Managing Unsatisfactory Performance and

Behaviour in the Workplace

These procedures are a guide to managing unsatisfactory performance & behaviour in the workplace.

Delaying or ignoring performance management is one of the most costly mistakes a business can make. Decisions should be made promptly to develop and improve team members to a higher standard and remove any poor performers or ill-disciplined workers from the business in a legally compliant manner.

What is the process for Performance Management?​

Where an employee’s performance does not meet a satisfactory standard the first step taken should be informal counselling. The employer should provide the employee with details of the non-performance and an opportunity to improve within a set timeframe. Any support required to assist the employee should be discussed.

Where informal counselling does not produce the required outcomes, a more formal process should be entered into. This may involve a performance management plan that documents the issues, actions to be taken and review timeframes.

The employer should ensure that the process is fair. This includes ensuring that:

  • The standards of conduct or job performance required are made clear to the employee;
  • The employee is advised of the process in the event that satisfactory performance or conduct is or is not maintained;
  • The employee is permitted to have a support person present at any performance management meetings; and
  • The employee has an opportunity to respond and put forth their side of the story.

​What are the informal steps to take for Performance Management?

Depending on the nature and seriousness of the instance of under-performance, it may be adequate for Managers to address under-performance via informal strategies before embarking on a formal disciplinary process with the employee.

Informal strategies may include:

  • Providing regular constructive feedback and monitoring performance; and
  • Identifying training and development needs and arranging appropriate on or off-the-job training, coaching or support.

Suggestions to follow when engaging In informal strategies:

  • Advise the employee the specifics of the behaviour and how the issue is affecting their work;
  • Be specific and compare current performance to expected performance or behaviour;
  • Avoid comparing the employee with other employees;
  • Show empathy – explain your understanding of the situation;
  • Be a positive listener – let the employee know your understanding of the situation;
  • Offer training or ask what support/training may help them;
  • Establish how and when to follow up on commitments for improvement;
  • Close on a friendly note ensuring that anything raised in the discussion will be kept confidential; and
  • Encourage the employee to keep open lines of communication for future discussion.

Note: Following any informal conversations around under-performance, the manager should make some notes for future reference.

​What are the formal steps to take for Performance Management?

If you have followed the “informal steps” and your employee’s performance has not improved or if the performance issues require more serious intervention, it may be time to move to the “formal steps” in the process.

The following checklist has been created to help you plan and conduct a formal under-performance meeting with your employee, and document the issue.

By far the most common reasons for undertaking ‘formal steps’ include:

  • Not performing the job to a standard that is acceptable to the employer;
  • Continually arriving late for work;
  • Having a poor attitude towards management or fellow employees;
  • Unexplained or excessive absenteeism;
  • Breach of occupational health and safety requirements;
  • Negligence or failure to comply with the policies and procedures;
  • Refusal to obey a lawful and reasonable instruction; and
  • Verbal abuse of another person at work.

​How should a Performance Management meeting be conducted?

Before The Meeting

  • Arrange to meet with the employee at a time and in a place where you will not be interrupted, overheard or rushed.
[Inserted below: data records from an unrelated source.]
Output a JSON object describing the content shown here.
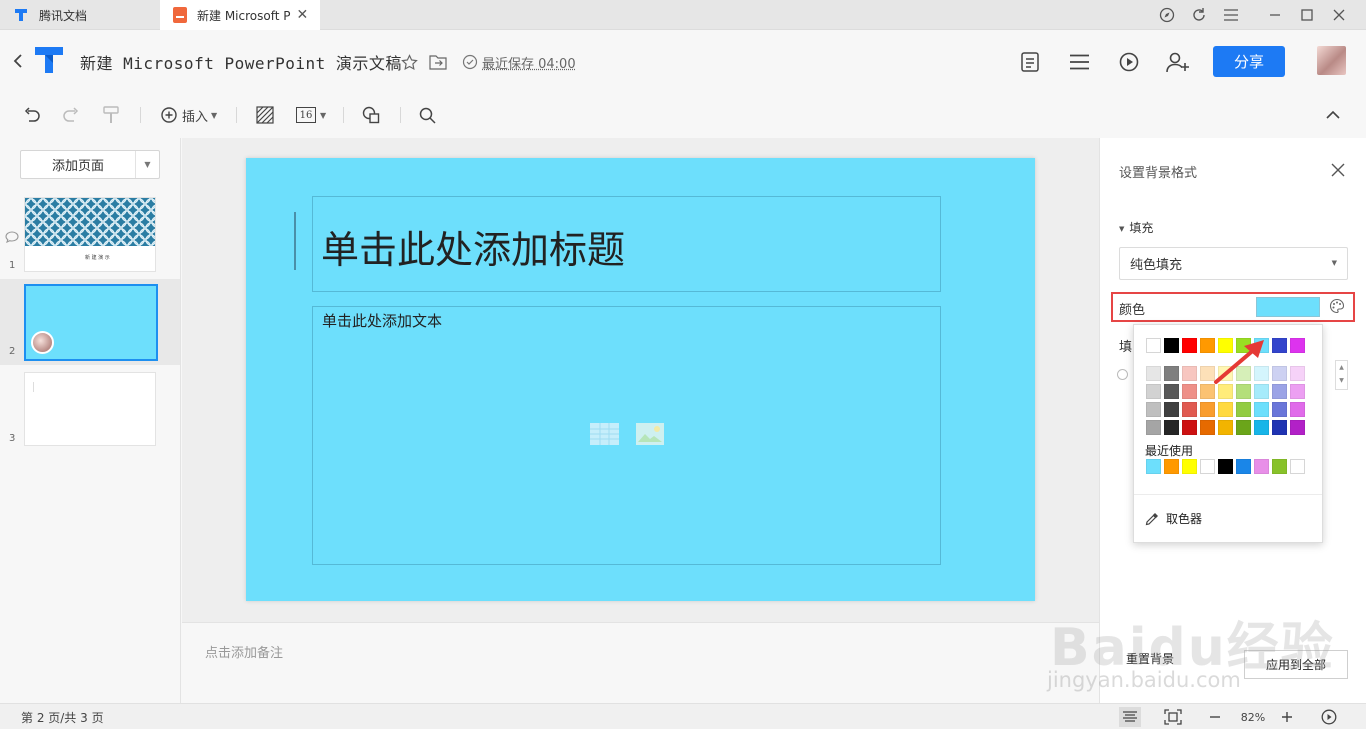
{
  "tabs": [
    {
      "label": "腾讯文档",
      "active": false
    },
    {
      "label": "新建 Microsoft P",
      "active": true
    }
  ],
  "header": {
    "doc_title": "新建 Microsoft PowerPoint 演示文稿",
    "save_status": "最近保存 04:00",
    "share_label": "分享"
  },
  "toolbar": {
    "insert_label": "插入",
    "font_size": "16"
  },
  "slides_panel": {
    "add_page_label": "添加页面",
    "thumbnails": [
      {
        "num": "1",
        "caption": "新 建 演 示"
      },
      {
        "num": "2"
      },
      {
        "num": "3"
      }
    ]
  },
  "slide": {
    "title_placeholder": "单击此处添加标题",
    "body_placeholder": "单击此处添加文本",
    "background_color": "#6ddffc"
  },
  "notes": {
    "placeholder": "点击添加备注"
  },
  "format_panel": {
    "title": "设置背景格式",
    "fill_section": "填充",
    "fill_type": "纯色填充",
    "color_label": "颜色",
    "partial_label": "填",
    "reset_label": "重置背景",
    "apply_all_label": "应用到全部"
  },
  "color_popup": {
    "standard_colors": [
      "#ffffff",
      "#000000",
      "#ff0000",
      "#ff9900",
      "#ffff00",
      "#99dd22",
      "#6ddffc",
      "#3344cc",
      "#dd33ee"
    ],
    "shade_grid": [
      [
        "#e6e6e6",
        "#7f7f7f",
        "#f7c6c0",
        "#fde0b8",
        "#fff6b3",
        "#d6efb8",
        "#d4f5fd",
        "#cdd1f2",
        "#f6d2f8"
      ],
      [
        "#d2d2d2",
        "#595959",
        "#ee9088",
        "#fbc272",
        "#ffec7a",
        "#b4df7a",
        "#a6ebfb",
        "#9ba3e6",
        "#ec9ff2"
      ],
      [
        "#bfbfbf",
        "#404040",
        "#e05a50",
        "#f99d2e",
        "#ffd940",
        "#92cc42",
        "#6ddffc",
        "#6a76d9",
        "#e06bea"
      ],
      [
        "#a5a5a5",
        "#262626",
        "#cc1111",
        "#e66a00",
        "#f2b400",
        "#6ba51a",
        "#18b5e8",
        "#1f33b2",
        "#b221c7"
      ]
    ],
    "recent_label": "最近使用",
    "recent_colors": [
      "#6ddffc",
      "#ff9900",
      "#ffff00",
      "#ffffff",
      "#000000",
      "#1a86e8",
      "#e88fe8",
      "#88c22a",
      "#ffffff"
    ],
    "picker_label": "取色器"
  },
  "statusbar": {
    "page_info": "第 2 页/共 3 页",
    "zoom": "82%"
  },
  "watermark": {
    "logo": "Baidu经验",
    "url": "jingyan.baidu.com"
  }
}
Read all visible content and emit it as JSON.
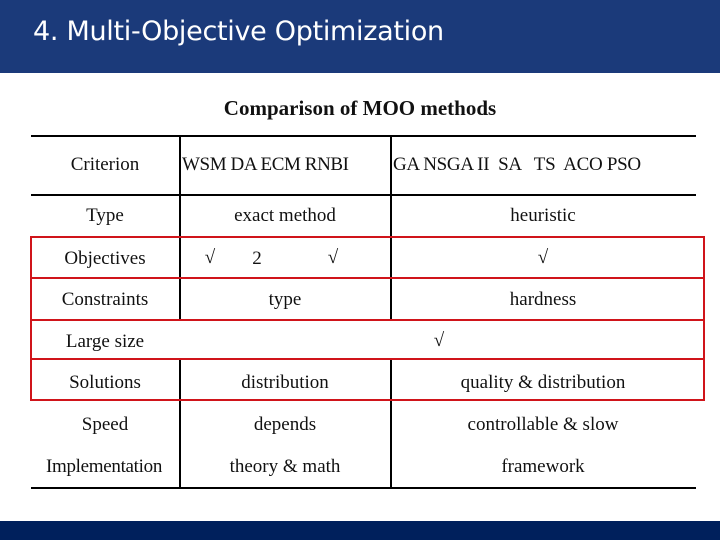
{
  "slide": {
    "title": "4. Multi-Objective Optimization",
    "colors": {
      "header_bar": "#1b3a7a",
      "footer_bar": "#00205c",
      "highlight_box": "#d0141a"
    }
  },
  "table": {
    "title": "Comparison of MOO methods",
    "header": {
      "criterion": "Criterion",
      "exact_methods": "WSM DA ECM RNBI",
      "heuristic_methods": "GA NSGA II  SA   TS  ACO PSO"
    },
    "rows": [
      {
        "criterion": "Type",
        "exact": "exact method",
        "heuristic": "heuristic"
      },
      {
        "criterion": "Objectives",
        "exact_parts": [
          "√",
          "2",
          "√"
        ],
        "heuristic": "√",
        "highlighted": true
      },
      {
        "criterion": "Constraints",
        "exact": "type",
        "heuristic": "hardness",
        "highlighted": true
      },
      {
        "criterion": "Large size",
        "merged": "√",
        "highlighted": true
      },
      {
        "criterion": "Solutions",
        "exact": "distribution",
        "heuristic": "quality & distribution",
        "highlighted": true
      },
      {
        "criterion": "Speed",
        "exact": "depends",
        "heuristic": "controllable & slow"
      },
      {
        "criterion": "Implementation",
        "exact": "theory & math",
        "heuristic": "framework"
      }
    ]
  }
}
Consider having a senior employee to attend as a witness and note-taker;
  • Tell the employee why you want to meet with them and who will be at the meeting;
  • Allow the employee to bring a support person of their choice to the meeting if they want to. A support person may be a co-worker, family member, friend or union representative. Their role is to support the employee during the meeting, not to speak or advocate for them;
  • Carefully plan what you want to say at the meeting; and
  • Gather relevant information (e.g. job description ) and any documents that demonstrate the underperformance (e.g. work examples, complaints or performance statistics).

During The Meeting

  • Clearly explain why you are meeting with the employee;
  • Describe the underperformance in issue and clearly explain why it is an issue, using specific examples and focusing on facts;
  • Set out any steps you have taken so far to resolve the issue (e.g. informal steps) as well as the support you have provided (e.g. training);
  • Invite the employee to respond to what you have said and to explain their performance, and ask them what they think can be done to improve it;
  • Consider what the employee has said. If you need more time to think about or look into what the employee has said, close the meeting and agree to meet again in a day or two;
  • Decide on a way forward with the employee, including if you will provide any further assistance or support or make any adjustments; and
  • Tell the employee if you will be issuing a verbal or written warning;
  • Explain what will happen next if the employee’s performance does not improve (e.g. a further warning or the possibility of termination). 

After The Meeting

Confirm the outcome of the meeting in writing and invite the employee to respond, including:

  • What was discussed (including any issues raised by the employee).
  • What the employee needs to do to improve their performance.
  • Any support or assistance you will provide.
  • Whether a written warning was, or will be, issued.
  • What will happen next if the employee’s performance does not improve.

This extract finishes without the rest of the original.